Quick notes about Redbox

1. I’m being 100% genuine when I say that I consider it one of my greatest achievements that I was able to wait to watch the movies ‘Gone Girl’ and ‘Interstellar’ until they came out on Redbox. I set a goal for myself, and I was able to stick to it.

When these movies hit the theaters, I knew that my greatest challenge would be waiting 6-7 months and avoiding any spoilers (I didn’t read the ‘Gone Girl’ novel). That meant avoiding the mini-departments in Entertainment Weekly and avoiding the Academy Awards telecast altogether. I stayed away from Twitter (not actually that big of a deal for me), and I turned the channel whenever any comedian or late night host mention either movie. As a result, I was able to watch both DVD releases with fresh eyes. And I enjoyed both movies very much. Ahhh. Mission accomplished!

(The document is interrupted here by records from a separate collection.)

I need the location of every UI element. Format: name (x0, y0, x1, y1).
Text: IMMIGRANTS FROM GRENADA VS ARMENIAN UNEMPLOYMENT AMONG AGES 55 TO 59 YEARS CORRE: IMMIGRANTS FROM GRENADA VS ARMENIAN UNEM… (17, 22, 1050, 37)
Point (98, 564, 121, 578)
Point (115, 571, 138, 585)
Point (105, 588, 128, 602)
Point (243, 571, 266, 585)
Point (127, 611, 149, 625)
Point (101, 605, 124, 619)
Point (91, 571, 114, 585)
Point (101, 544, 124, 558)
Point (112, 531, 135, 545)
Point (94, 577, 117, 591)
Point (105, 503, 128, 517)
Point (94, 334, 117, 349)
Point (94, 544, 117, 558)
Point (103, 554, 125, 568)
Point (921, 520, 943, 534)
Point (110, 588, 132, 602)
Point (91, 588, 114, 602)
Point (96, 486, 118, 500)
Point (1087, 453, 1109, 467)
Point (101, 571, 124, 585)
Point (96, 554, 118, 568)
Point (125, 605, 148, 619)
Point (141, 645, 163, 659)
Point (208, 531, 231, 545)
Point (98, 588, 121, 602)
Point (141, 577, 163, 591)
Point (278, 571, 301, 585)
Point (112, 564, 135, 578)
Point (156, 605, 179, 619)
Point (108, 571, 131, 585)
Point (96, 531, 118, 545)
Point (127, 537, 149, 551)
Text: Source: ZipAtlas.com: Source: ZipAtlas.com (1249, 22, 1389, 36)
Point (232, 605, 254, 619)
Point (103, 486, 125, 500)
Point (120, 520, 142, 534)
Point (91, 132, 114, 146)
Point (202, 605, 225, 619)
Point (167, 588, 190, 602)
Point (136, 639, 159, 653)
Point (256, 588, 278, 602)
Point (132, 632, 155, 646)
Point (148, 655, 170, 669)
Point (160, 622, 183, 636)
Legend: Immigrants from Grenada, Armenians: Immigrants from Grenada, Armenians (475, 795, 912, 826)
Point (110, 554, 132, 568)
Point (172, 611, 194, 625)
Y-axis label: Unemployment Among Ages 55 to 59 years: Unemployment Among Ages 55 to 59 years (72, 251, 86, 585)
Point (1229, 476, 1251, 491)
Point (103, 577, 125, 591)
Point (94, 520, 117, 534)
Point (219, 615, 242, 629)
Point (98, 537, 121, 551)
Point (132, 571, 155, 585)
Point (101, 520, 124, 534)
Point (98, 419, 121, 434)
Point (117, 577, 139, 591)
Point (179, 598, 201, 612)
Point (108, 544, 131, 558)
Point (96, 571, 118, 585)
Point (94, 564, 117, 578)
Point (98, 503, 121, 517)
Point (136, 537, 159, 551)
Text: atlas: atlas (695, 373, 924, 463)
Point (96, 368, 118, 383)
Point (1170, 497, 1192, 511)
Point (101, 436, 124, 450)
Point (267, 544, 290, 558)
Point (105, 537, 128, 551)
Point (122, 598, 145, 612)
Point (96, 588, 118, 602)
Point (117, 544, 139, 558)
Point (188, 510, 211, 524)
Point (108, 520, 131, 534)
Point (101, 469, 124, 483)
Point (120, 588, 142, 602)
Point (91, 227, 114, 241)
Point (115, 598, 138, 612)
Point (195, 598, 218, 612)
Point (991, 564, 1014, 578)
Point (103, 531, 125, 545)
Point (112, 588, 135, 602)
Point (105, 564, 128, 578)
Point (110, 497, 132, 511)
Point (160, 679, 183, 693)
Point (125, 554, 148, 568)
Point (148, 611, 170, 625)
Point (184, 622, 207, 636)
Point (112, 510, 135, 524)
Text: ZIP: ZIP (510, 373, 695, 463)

And then just a week after I watched Gone Girl, Rob Kardashian (of all people) tweeted a spoiler about it as a ‘shocking’ commentary on his family, and CNN posted it on their home page. I made it just by the skin of my teeth!

2. God bless Redbox. They offer us 2-3 hours of entertainment for about $1.20. What else in this world can occupy that much time and only cost you six-score bits? Hardly anything. And yet every week Redox sends me coupon codes. Wow, Redbox is really dedicated to value.

3. The cheapness of Redbox DVDs reminds me of the pricing craziness around ebooks vs. printed books. You would figure with all the costs required to produce and ship DVDs across the country would mean they would be priced at least as much as the movies delivered digitally through OnDemand. But OnDemand movies are nearly 3 times as expensive as Redbox DVD rentals.

I guess the publishing industry and the movie rental industry are configured similarly; they’ve been distributing physical copies for so long that they aren’t willing to rework their business processes for the digital age—or to undercut the value of their physical output.